There are a few ways to play here, first of all there’s arcade, which is basically the arcade port of the game, where you pick a player, weather or not to play singles or doubles, and jump on into a 6-game match with default rules that you can’t adjust. In exhibition mode, there’s a lot more to customize, besides the mentioned above you get to adjust in arcade mode, you also get to adjust the game count, have deuce rule on or off, computer strength, and pick the arena you want to play in. Finally there’s World Circuit mode, where you tour around the world, ranked last, and win ‘Experience money’ by completing games and training exercises. You use the money to buy power drinks, new tennis racket strings, and like in a weird Marvel vs. Capcom 2 kind of way, buy secret characters, partners for doubles, arenas to play in, and different outfits to play in. These bought off outfits, characters, and arenas can also be used in exhibition and arcade modes. You have to beat all your opponents in ‘level 1' difficulty first, where all your opponents and exercises are rather easy, then move up to ‘level 2' where things get to be really hard. I don’t want to give too much away in this mode, so you can figure the rest up to yourself by playing the game.

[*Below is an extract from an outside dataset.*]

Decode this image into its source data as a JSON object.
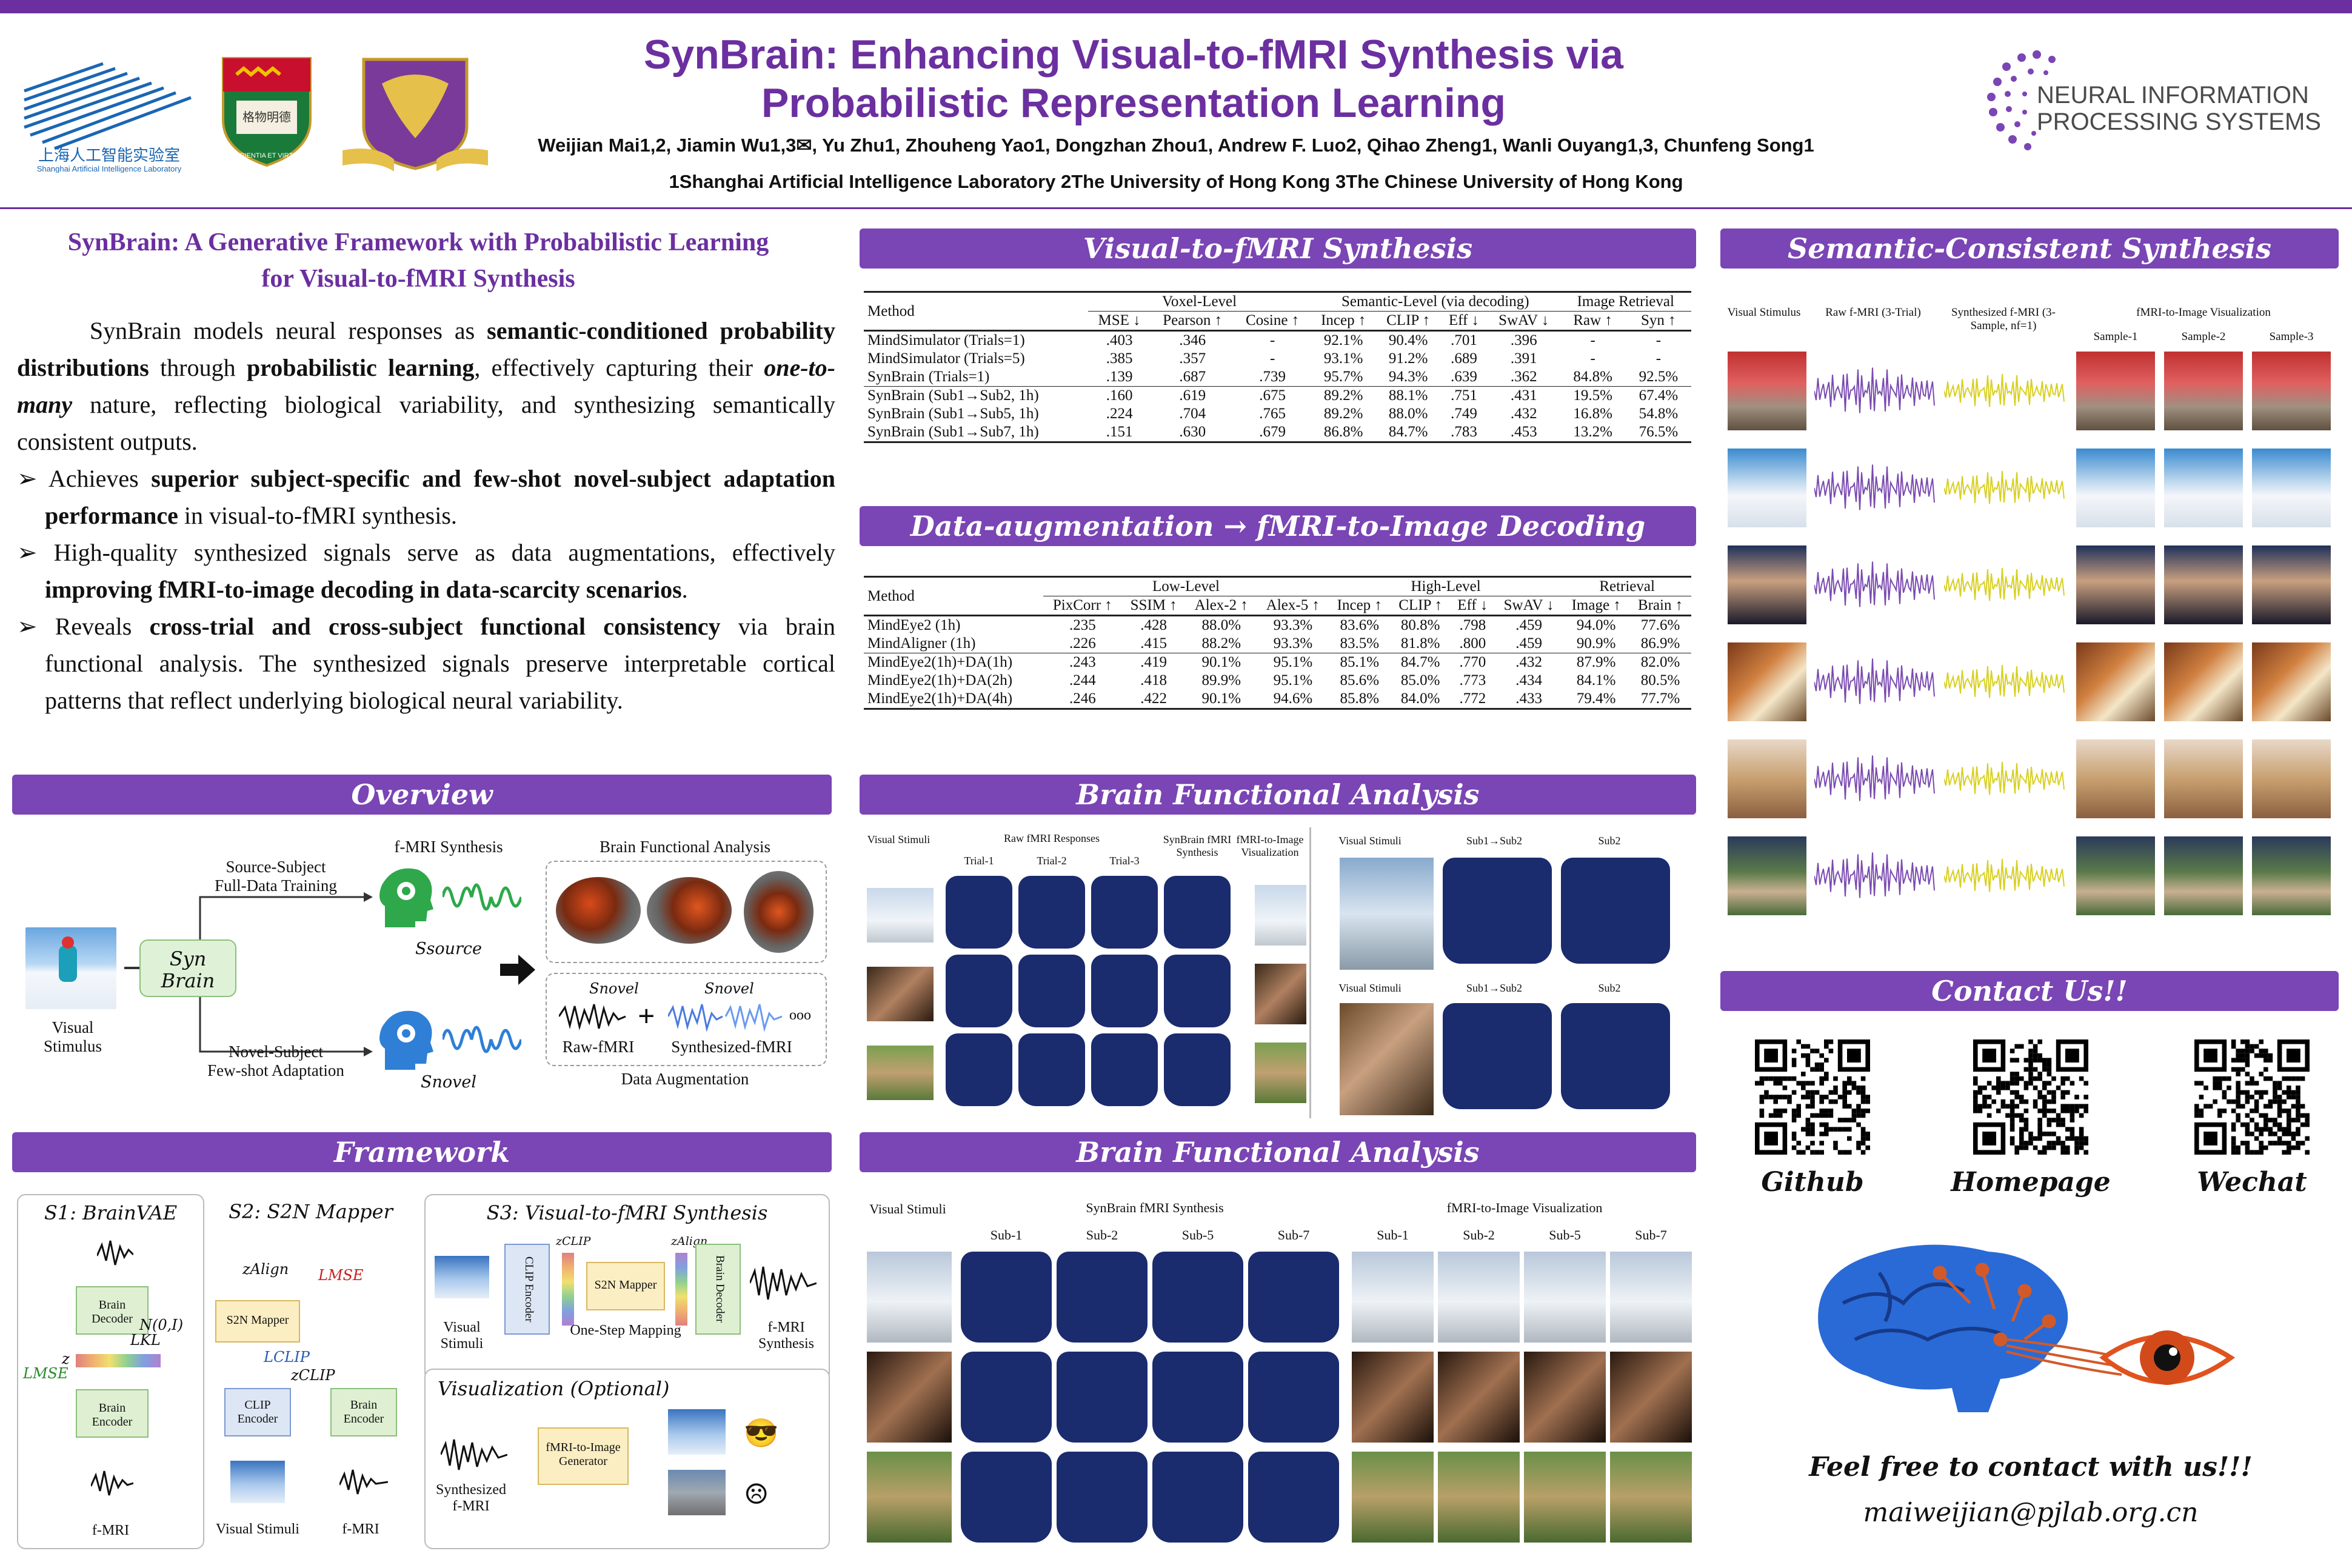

Oh yeah, I forgot to describe the training exercises, if you ever played Crazy Taxi(which was developed by the same team who made this game), there was the ‘Crazy Box’ which featured some mini games like bowling, and time attacks, etc. That’s what these exercises are like too, there’s actually a five frame bowling set where you got to score 50 in level 1, 80 in level 2, etc. Plus there’s also other wacky exercises like a bulls-eye challenge, and hitting huge beach balls out of the tennis court. There’s 8 exercises in total, all have several levels of difficulty also. For some complaints about this game, I really wish there was an option to play more than just one set of tennis, considering how fast each game goes, also there isn’t any real player license here, so all the real pros like Pete Sampras, and Andre Aggasiz aren’t here. But these are just two little flaws, that are easily forgivable, and will most likely be in next years version of the game(which is already confirmed to be in development by both the developers and Sega).

Replay Value

This game is really a blast to play in multi player, weather it be just 2 players in singles, or 2 to 4 players or doubles, you’re gonna be playing this game forever either way. I had my friend try this game, and I know he’s really not a big fan of tennis, but once he started connecting with shots and all, he really got into the game and couldn’t stop playing it. Also the World Circuit Mode is a blast to keep on playing at to unlock players, outfits, and arenas, and all those training exercises make the game even more fun to play. Also the game supports a lot of the Dreamcast peripherals like the Jump Pack, The Arcade Stick, and the VGA Cord so your computer monitor can act as a television. So there’s a lot of depth for playing this game for a while.

In Brief

+: World Circuit mode’s a very innovative feature, Flawless Arcade translation, Great multi player game!

-: Sometimes hard to judge where balls will land when they go off screen, can’t play more than 1 full set, no official players license

The Final Ratings Rundown

Graphics: 9.6
Sound: 8.7
Game play: 9.2
Replay Value: 9.1

Overall: 9.1

Rounded to fit GameFAQs Score: 9

Final Analysis

I first tried this game on the Official Dreamcast mag demo, and in minutes I was hooked, I thought since it was just a tennis game there will be many copies of this game out everywhere, but I was wrong, every place I checked(Software Etc., Target, Wal-Mart, KB Toys) they were all sold out, so for the first time I had to order a game I really wanted off the ‘net. Also for just $39.99, about $10 cheaper than the average new Dreamcast title, this games a steal. So weather or not you’re a big tennis fan, you should get this game because of it’s easy-to-learn, but tough-to-master, game play, and the serious fun you’ll have playing it. It’s a definitely another great Sega Sports title, and I can’t wait for the sequel!